Обри щипнул скользкий старый шелк, потер его меж пальцев. Заботливо развернул его, расстилая перед собой. Он помнил, что нужно держать собственное сознание чистым, а голову такой же ясной и пустой, как высокое голубое небо. Почти двадцать две минуты ушло на то, чтобы все разложить, громаднейший простор шелковой оболочки, способной укрыть под собой небольшой одноэтажный домик. В нескольких местах, на складках, шов протерся до ниток. В других ткань была тонка, как грёза наяву, едва виднелась. Наконец он сел, уложив на колени связку шнуров, шнуров, что были намеренно отсоединены от оболочки. Разостланное перед ним, все это до забавного сильно напоминало парашют.
Они бросили бы меня.
Обри слишком устал, чтобы вновь забираться на Джуникорн, но это было неважно. Когда он огляделся, его лошадь уже пропала.
Он дотащился и лег между денди-воздухоплавателем и мертвой женщиной. Мог бы вытянуть из дымки под собой уютное облачное одеяло, но туманы и иней надоели ему смертельно. Вместо этого он натянул на себя шелк оболочки, подоткнув ее под себя со всех сторон и прижав к груди связку шнуров. Пистолет уперся ему в ногу, но не столь болезненно, чтобы стоило расстегивать комбинезон и освобождаться от него.
«Как долго пролежала пуля?» – гадал он.
Глава 19
– Умирать, похоже, то же, что и выполнять тяжелую работу, – сказала Хэрриет на поминках после панихиды. Выглядела она шикарно в белой блузке и приталенном сером жакете. – Когда здоров, думаешь, как бы оно ни было, а нужно продолжать бороться. Выжать всю свою жизнь до последней капли. А тут, блин, рак. Это дерьмо перечеркивает все. Должно быть, такое облегчение, когда это все заканчивается. Как сон.
Они были у Моррисов, пили пиво на заднем крылечке с братьями Джун.
Тот, что побольше, Брэд, прислонился к одной сетке, сияние дня прилегло ему на плечи. Ронни плюхнулся на глубокое садовое кресло, подняв тучу пыли и пыльцы, засверкавшей в луче золотистого света. Хэрриет присела на ручку его кресла.

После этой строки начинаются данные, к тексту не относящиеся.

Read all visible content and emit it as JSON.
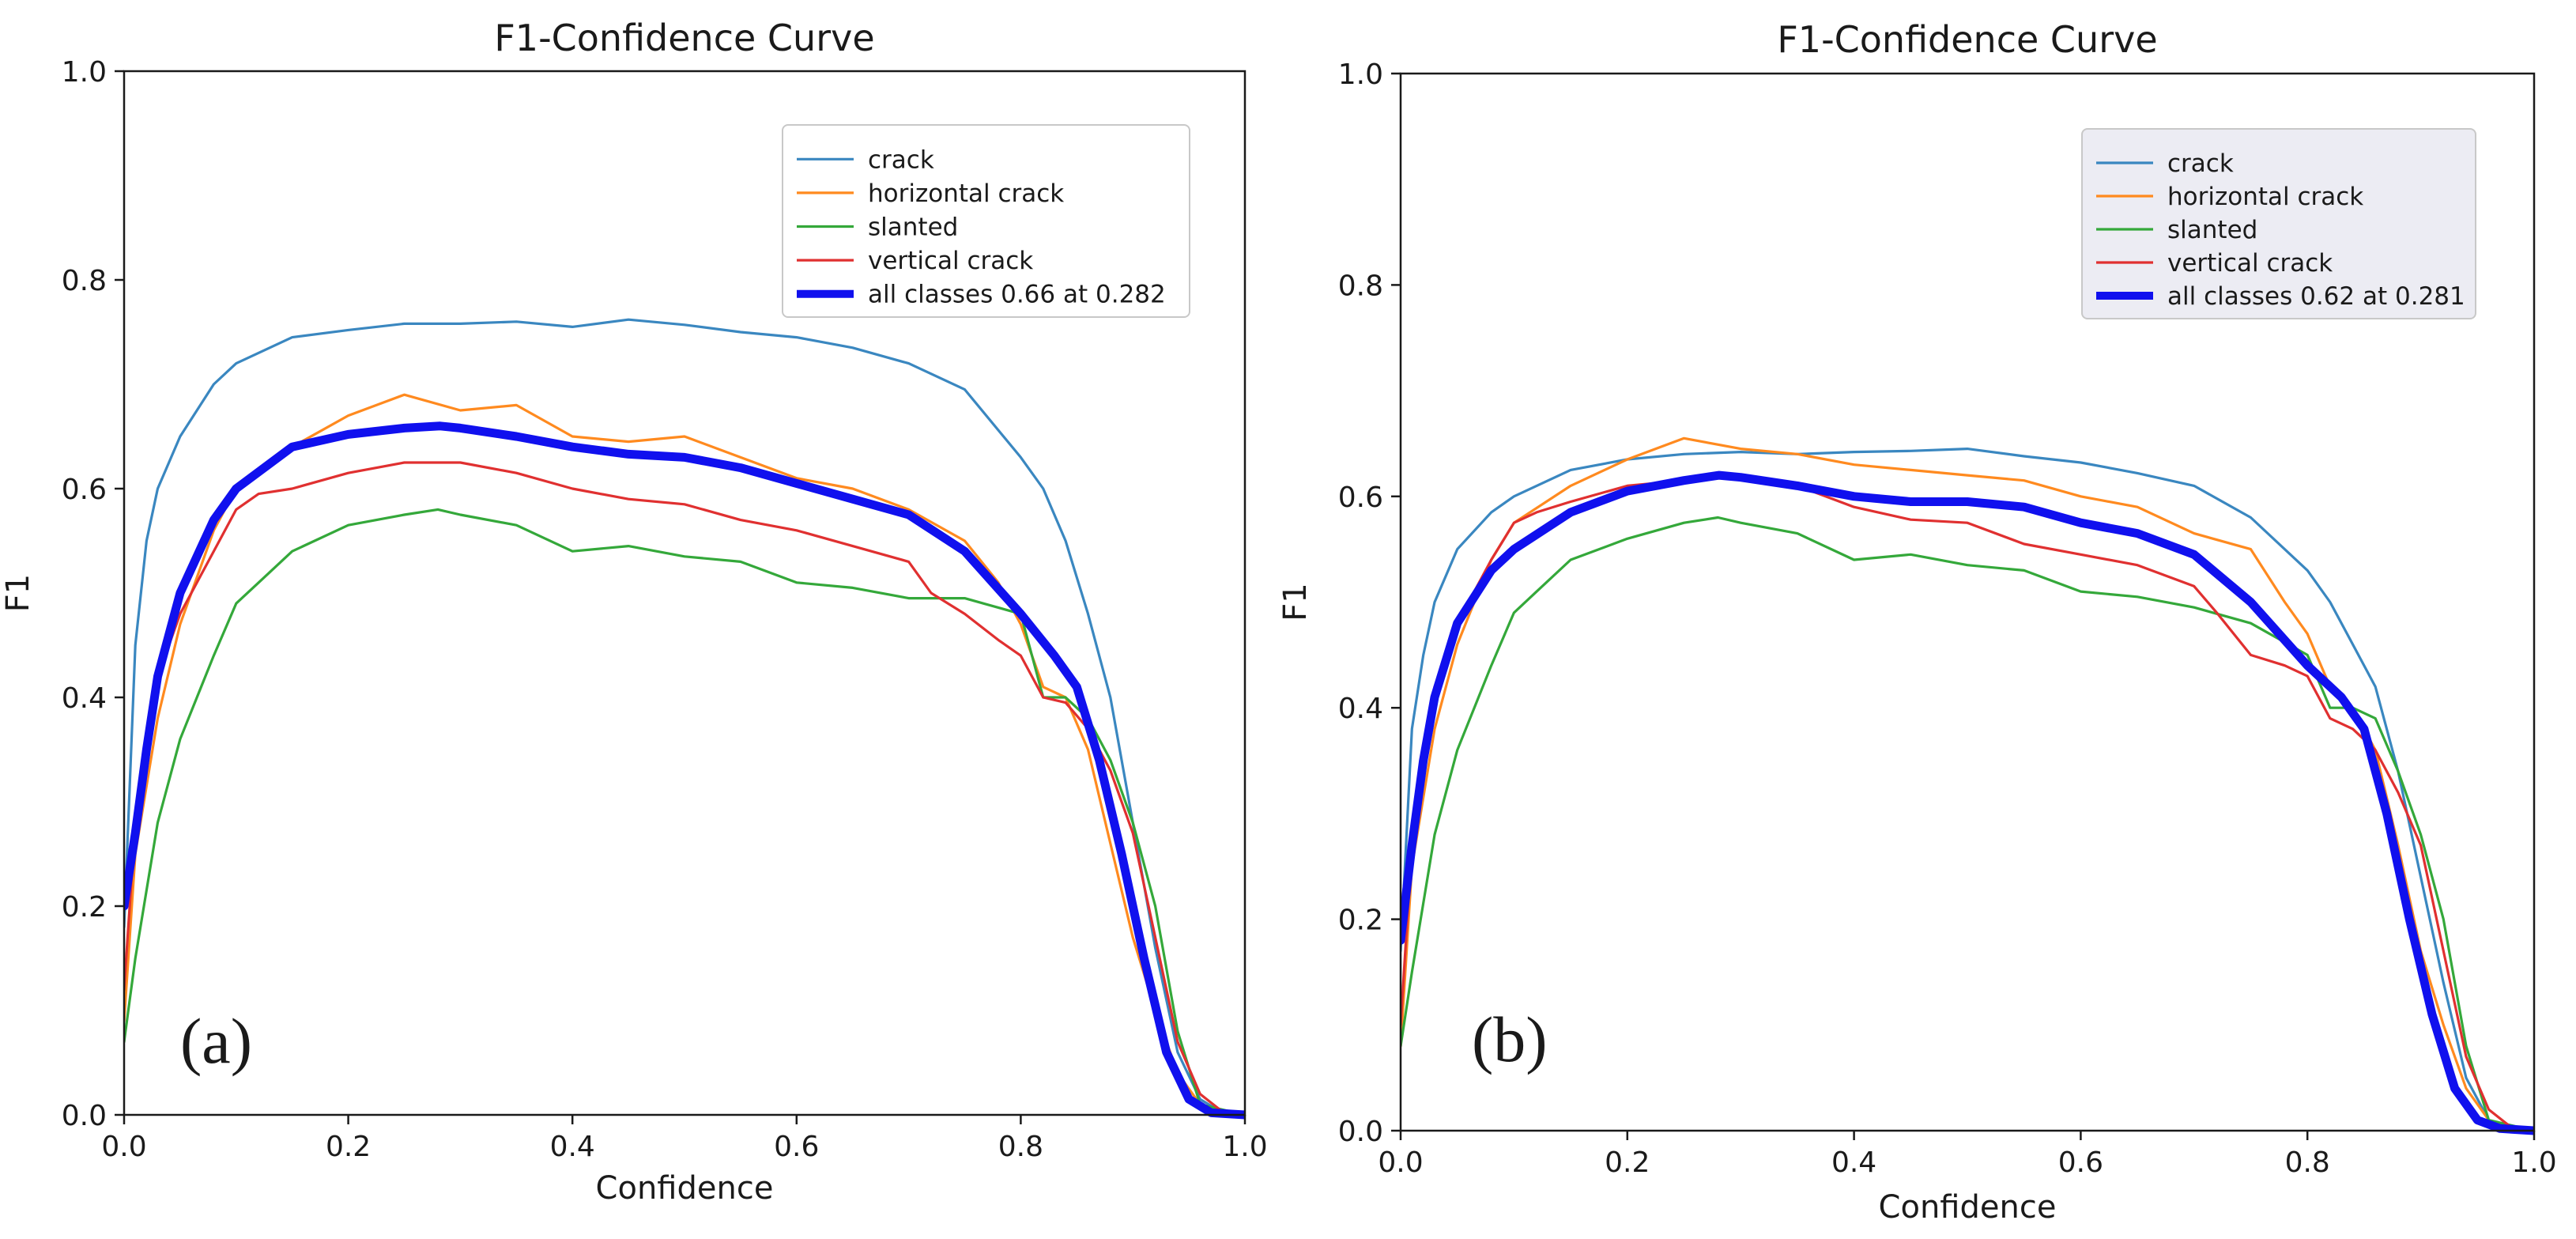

– В этом нет никакого смысла, – сказал Обри, расположившийся в другом кресле. – Кому-то выпадает прожить полной жизнью, а кому-то нет.
Ронни был уже пьян. Сидя в трех шагах, Обри чуял, как от него несло пивом, им даже пот Ронни провонял.
– Она, не вставая с больничной койки, за день делала больше, чем люди, живущие втрое дольше. – Ронни со значением постучал себя пальцем в висок. – Вот тут делала всякое, где время более гибко. Все, что вы думаете, это все, что вы когда-либо знали о мире. Значит, если ты способен вообразить что-то, это все равно, что ты это прожил. Однажды она мне сказала, что у нее любовная связь со Стингом[85] с тех пор, как ей было пятнадцать лет. Вот тут. – Он еще раз крепко стукнул себя в висок. – Она помнила гостиничные номера. Помнила, как сидела с ним за столиком открытого кафе в Ницце, когда начался дождь. Такой у нее был дар. К двум вещам она была предрасположена: воображению и раку.
По мнению Обри, ассоциация вызывала раздражение. Такого рода мудрость только из пьяной глотки и услышишь. Воображение – это рак сердца. Все те жизни, какие носишь с собой в голове и каких тебе никогда не прожить… они заполняют тебя, пока уж и дышать не в силах. Когда он думал о Хэрриет, идущей по жизни без него, у него возникало ощущение удушья.
– Так как быть с ее списком? – спросила Хэрриет. – Как быть со всем тем, что ей хочется, чтоб я сделала вместо нее? Спрыгнуть с самолета, заняться серфингом на побережье Африки? – Хэрриет опять принималась плакать. Вряд ли даже сама осознавая это. Плакала она легко и красиво. – Как быть с этим перечнем сожалений, что она мне оставила?
Ронни с Брэдом покачали головами. Хэрриет смотрела на них широко раскрытыми глазами в ожидании и надежде, словно бы они вот-вот оповестят о каком-то сногсшибательном наследии, оставленном Джун своей любимой лучшей подруге.